In recent years, the evolution in hydrocarbon exploration from two- to three-dimensional seismic methods has resulted in improved resolution and better definition of the subsurface geological structure and prospects. Although the homogeneity of the media and the geometry of the experiment involved in marine unexploded ordnance (UXO) detection is relatively simple compared to the complexity of geologic earth models, the marine environment still comprises some degree of complexity considering the short wavelength of the seismic waves needed to yield sufficient resolution. The rugosity of the sea floor determines the coupling and the coherency of the seismic wavefield as it propagates into and out of the sediments, and therefore, the signal-to-noise ratio of the backscattered energy by the UXO. However, seafloor rugosity can scatter coherent energy into the sediments at angles larger than the critical angle. Biologic activity in the upper parts of the sediments may cause anaerobic conditions producing gas pockets that attenuate the seismic signal and constrain the maximum penetration of the waves. If free gas is present, it may produce attenuation particularly for the shorter wavelengths of the seismic signal. Therefore, research is needed to investigate whether an array of seismic sources and receivers can be used to increase seismic energy levels radiated into the seafloor and how the signal-to-noise ratio of the back-scattered seismic energy can be improved by beam-forming and focusing the energy onto the UXO target.

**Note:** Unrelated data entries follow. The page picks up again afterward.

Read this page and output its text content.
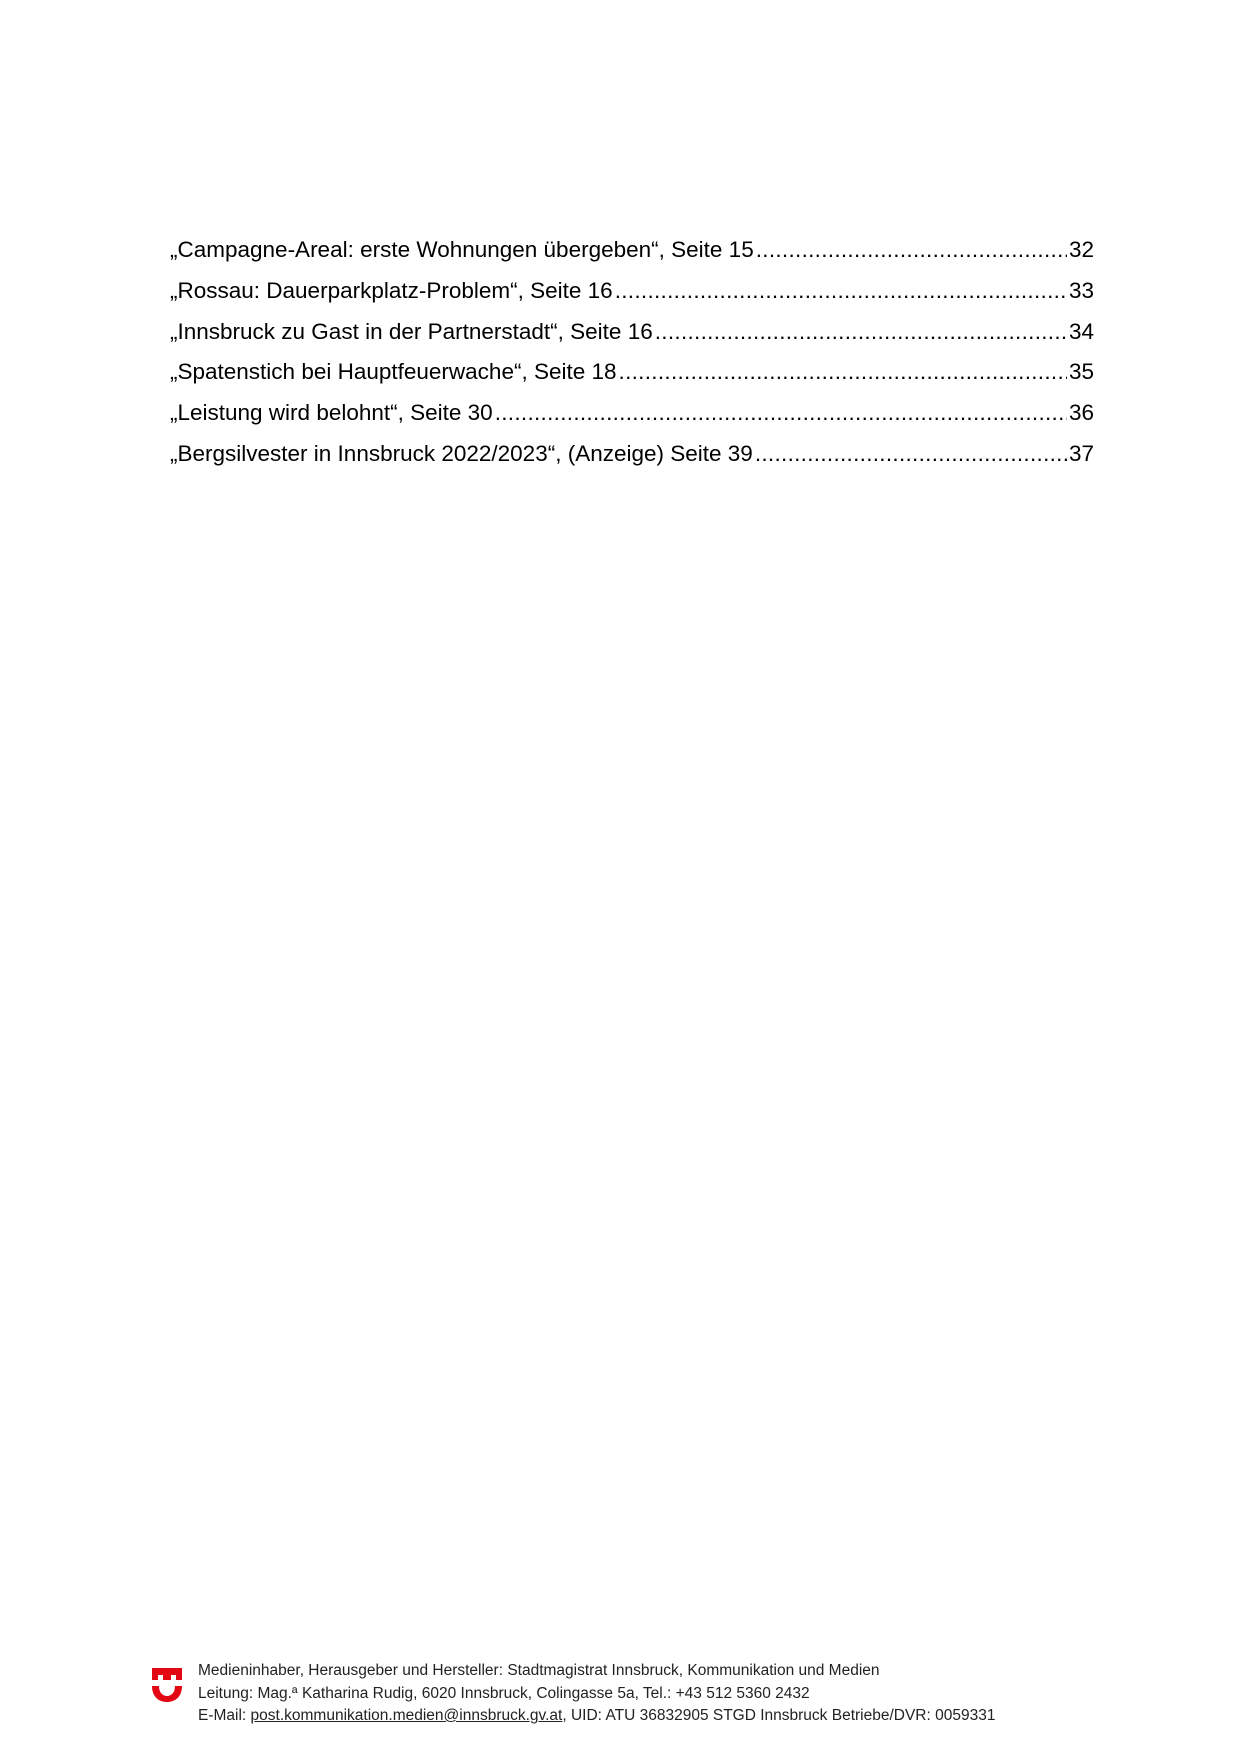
„Campagne-Areal: erste Wohnungen übergeben“, Seite 15 .....	32
„Rossau: Dauerparkplatz-Problem“, Seite 16 .....	33
„Innsbruck zu Gast in der Partnerstadt“, Seite 16 .....	34
„Spatenstich bei Hauptfeuerwache“, Seite 18 .....	35
„Leistung wird belohnt“, Seite 30 .....	36
„Bergsilvester in Innsbruck 2022/2023“, (Anzeige) Seite 39 .....	37
Medieninhaber, Herausgeber und Hersteller: Stadtmagistrat Innsbruck, Kommunikation und Medien
Leitung: Mag.ª Katharina Rudig, 6020 Innsbruck, Colingasse 5a, Tel.: +43 512 5360 2432
E-Mail: post.kommunikation.medien@innsbruck.gv.at, UID: ATU 36832905 STGD Innsbruck Betriebe/DVR: 0059331
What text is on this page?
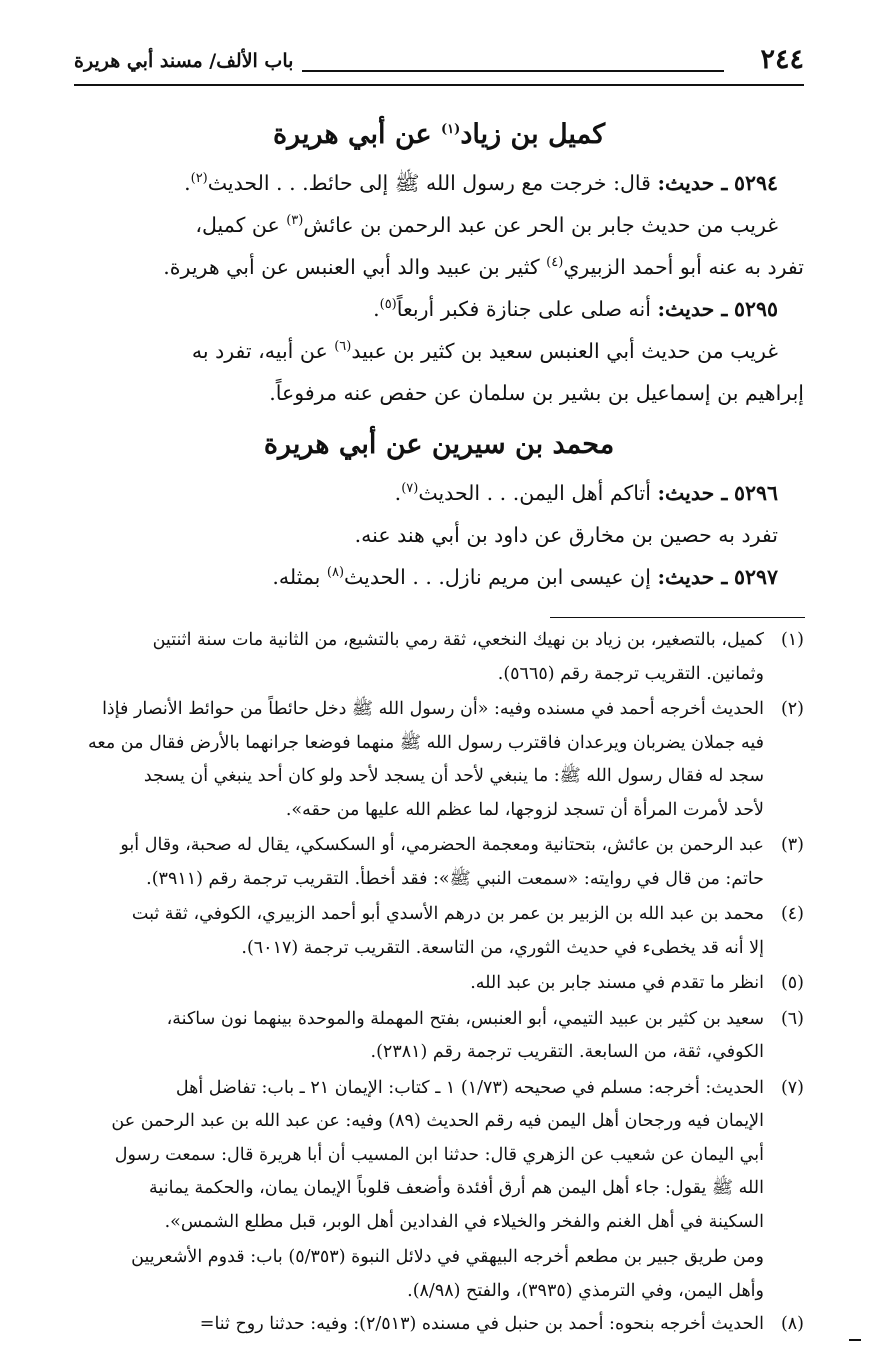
٢٤٤
باب الألف/ مسند أبي هريرة
كميل بن زياد$^{(١)}$ عن أبي هريرة

٥٢٩٤ ـ حديث: قال: خرجت مع رسول الله ﷺ إلى حائط. . . الحديث$^{(٢)}$.

غريب من حديث جابر بن الحر عن عبد الرحمن بن عائش$^{(٣)}$ عن كميل،

تفرد به عنه أبو أحمد الزبيري$^{(٤)}$ كثير بن عبيد والد أبي العنبس عن أبي هريرة.

٥٢٩٥ ـ حديث: أنه صلى على جنازة فكبر أربعاً$^{(٥)}$.

غريب من حديث أبي العنبس سعيد بن كثير بن عبيد$^{(٦)}$ عن أبيه، تفرد به

إبراهيم بن إسماعيل بن بشير بن سلمان عن حفص عنه مرفوعاً.

محمد بن سيرين عن أبي هريرة

٥٢٩٦ ـ حديث: أتاكم أهل اليمن. . . الحديث$^{(٧)}$.

تفرد به حصين بن مخارق عن داود بن أبي هند عنه.

٥٢٩٧ ـ حديث: إن عيسى ابن مريم نازل. . . الحديث$^{(٨)}$ بمثله.

(١)
كميل، بالتصغير، بن زياد بن نهيك النخعي، ثقة رمي بالتشيع، من الثانية مات سنة اثنتين
وثمانين. التقريب ترجمة رقم (٥٦٦٥).
(٢)
الحديث أخرجه أحمد في مسنده وفيه: «أن رسول الله ﷺ دخل حائطاً من حوائط الأنصار فإذا
فيه جملان يضربان ويرعدان فاقترب رسول الله ﷺ منهما فوضعا جرانهما بالأرض فقال من معه
سجد له فقال رسول الله ﷺ: ما ينبغي لأحد أن يسجد لأحد ولو كان أحد ينبغي أن يسجد
لأحد لأمرت المرأة أن تسجد لزوجها، لما عظم الله عليها من حقه».
(٣)
عبد الرحمن بن عائش، بتحتانية ومعجمة الحضرمي، أو السكسكي، يقال له صحبة، وقال أبو
حاتم: من قال في روايته: «سمعت النبي ﷺ»: فقد أخطأ. التقريب ترجمة رقم (٣٩١١).
(٤)
محمد بن عبد الله بن الزبير بن عمر بن درهم الأسدي أبو أحمد الزبيري، الكوفي، ثقة ثبت
إلا أنه قد يخطىء في حديث الثوري، من التاسعة. التقريب ترجمة (٦٠١٧).
(٥)
انظر ما تقدم في مسند جابر بن عبد الله.
(٦)
سعيد بن كثير بن عبيد التيمي، أبو العنبس، بفتح المهملة والموحدة بينهما نون ساكنة،
الكوفي، ثقة، من السابعة. التقريب ترجمة رقم (٢٣٨١).
(٧)
الحديث: أخرجه: مسلم في صحيحه (١/٧٣) ١ ـ كتاب: الإيمان ٢١ ـ باب: تفاضل أهل
الإيمان فيه ورجحان أهل اليمن فيه رقم الحديث (٨٩) وفيه: عن عبد الله بن عبد الرحمن عن
أبي اليمان عن شعيب عن الزهري قال: حدثنا ابن المسيب أن أبا هريرة قال: سمعت رسول
الله ﷺ يقول: جاء أهل اليمن هم أرق أفئدة وأضعف قلوباً الإيمان يمان، والحكمة يمانية
السكينة في أهل الغنم والفخر والخيلاء في الفدادين أهل الوبر، قبل مطلع الشمس».
ومن طريق جبير بن مطعم أخرجه البيهقي في دلائل النبوة (٥/٣٥٣) باب: قدوم الأشعريين
وأهل اليمن، وفي الترمذي (٣٩٣٥)، والفتح (٨/٩٨).
(٨)
الحديث أخرجه بنحوه: أحمد بن حنبل في مسنده (٢/٥١٣): وفيه: حدثنا روح ثنا=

The objective of this project is to conduct a proof-of-principle numerical modeling study to demonstrate that seismic imaging and scattering techniques can be used to detect and locate buried UXO at underwater sites.

Technical Approach

Seismic scattering approaches can be applied to environments where strong contrasts between a host medium and an embedded anomaly produce reflected fields with strong amplitudes. UXO buried at underwater sites represent a case where the associated impedance contrast is about an order of magnitude larger than that associated with common seismic exploration targets. Two- and three-dimensional numerical finite difference (FD) modeling will be conducted to investigate how source and receiver geometries can be optimized to enhance the interaction of seismic waves with buried UXO. In order to create a realistic numerical model, the required physical parameters will be derived from field measurements at the former Mare Island Naval Shipyard in Vallejo, California.


This technique, if successful, will improve the detection and discrimination of UXO in coastal areas. Using a combination of seismic techniques, the energy focused onto the UXO will be increased and the signal-to-noise ratio of the back-scattered energy will be improved such that deeper targets may be illuminated. Attempts also will be made to increase the resolution of the imaging technique.